È risaputo che a seconda della tipologia di alterazione patologica si modificano con più frequenza i livelli di certe proteine sieriche o plasmatiche rispetto ad altri. [28, 80, 181, 188, 122, 84, 85, 165] Poiché per ogni frazione rilevabile alla siero-elettroforesi si conosce a seconda della specie quali sono le proteine costituenti, eventuali modificazioni dei livelli di queste frazioni possono essere ricondotte a certi tipi di alterazione patologica. [80, 181, 188, 122, 84, 85, 165] Però chiaramente una diagnosi precisa non può essere elaborata mediante i risultati della siero-elettroforesi in quanto si tratta di elementi che mancano di specificità. [84, 85, 165, 187, 122, 176, 188]

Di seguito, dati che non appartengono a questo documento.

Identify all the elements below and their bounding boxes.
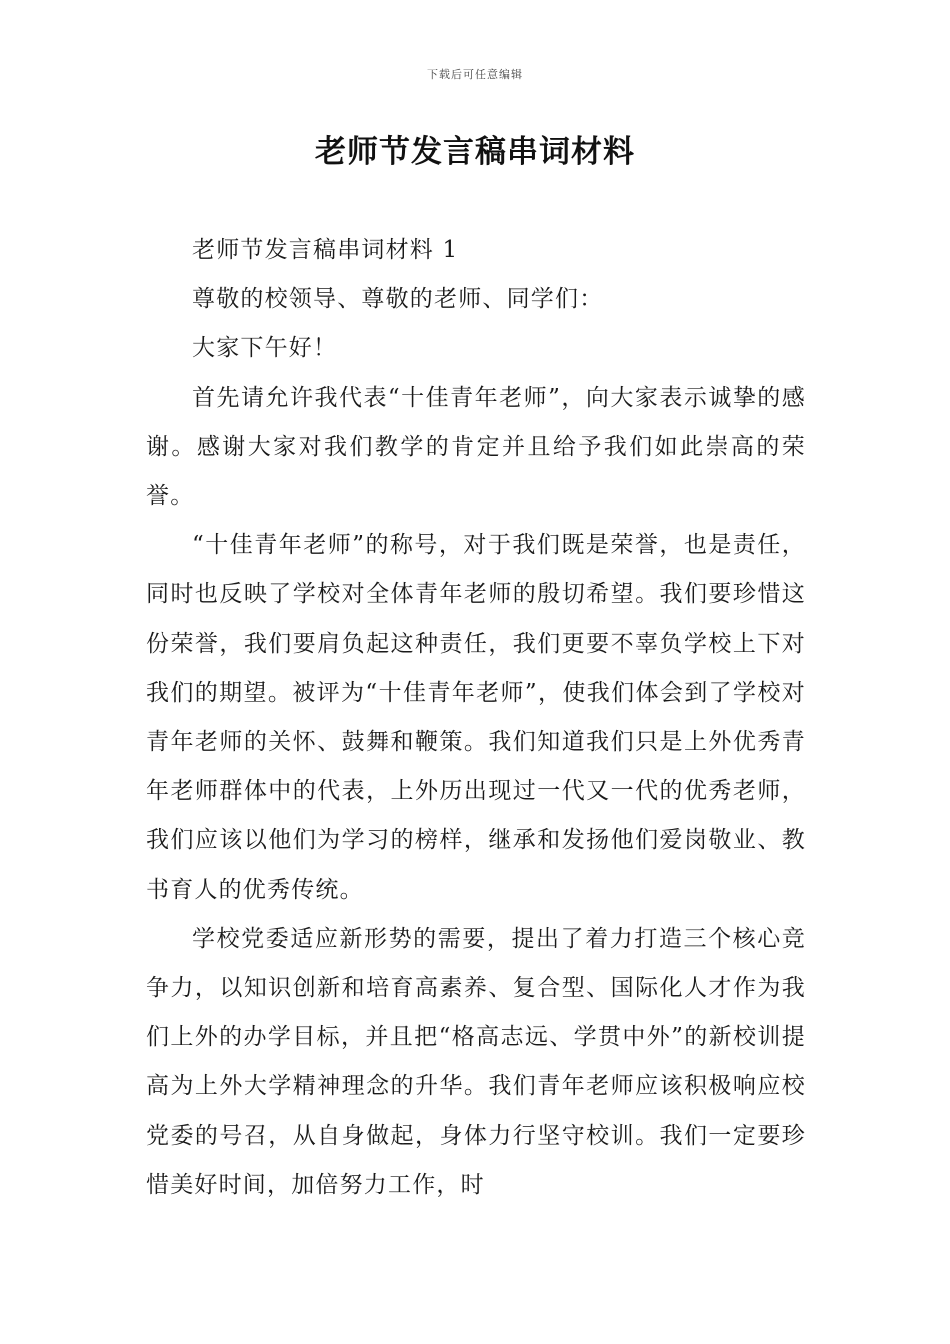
paragraph: “十佳青年老师”的称号，对于我们既是荣誉，也是责任，同时也反映了学校对全体青年老师的殷切希望。我们要珍惜这份荣誉，我们要肩负起这种责任，我们更要不辜负学校上下对我们的期望。被评为“十佳青年老师”，使我们体会到了学校对青年老师的关怀、鼓舞和鞭策。我们知道我们只是上外优秀青年老师群体中的代表，上外历出现过一代又一代的优秀老师，我们应该以他们为学习的榜样，继承和发扬他们爱岗敬业、教书育人的优秀传统。 xyxy=(146,532,806,903)
paragraph-subtitle: 老师节发言稿串词材料 1 xyxy=(192,237,459,263)
paragraph: 首先请允许我代表“十佳青年老师”，向大家表示诚挚的感谢。感谢大家对我们教学的肯定并且给予我们如此崇高的荣誉。 xyxy=(146,384,806,510)
document-title: 老师节发言稿串词材料 xyxy=(315,134,635,170)
paragraph-greeting: 大家下午好！ xyxy=(192,335,338,362)
paragraph-salutation: 尊敬的校领导、尊敬的老师、同学们： xyxy=(192,286,604,313)
header-note: 下载后可任意编辑 xyxy=(427,68,523,81)
paragraph: 学校党委适应新形势的需要，提出了着力打造三个核心竞争力，以知识创新和培育高素养、复合型、国际化人才作为我们上外的办学目标，并且把“格高志远、学贯中外”的新校训提高为上外大学精神理念的升华。我们青年老师应该积极响应校党委的号召，从自身做起，身体力行坚守校训。我们一定要珍惜美好时间，加倍努力工作，时 xyxy=(146,925,806,1198)
document-body xyxy=(146,226,806,1210)
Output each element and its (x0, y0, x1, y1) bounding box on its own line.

In alcuni casi la modificazione rilevata è molto indicativa di una certa patologia o di una cerchia ristretta di patologie. Quindi alla fine può essere elaborato un certo orientamento diagnostico che tuttavia necessita degli opportuni approfondimenti per poter emettere una diagnosi certa. [122, 188, 71, 100, 9, 176, 186]
In altri casi la modificazione rilevata può essere ricondotta non solo a patologie diverse dello stesso tipo (es. infiammatorie) ma anche a patologie di tipo diverso (es. neoplastiche, infettive, vascolari), perciò in questi casi è difficile persino elaborare un orientamento diagnostico preciso. [28, 126, 165, 181, 80]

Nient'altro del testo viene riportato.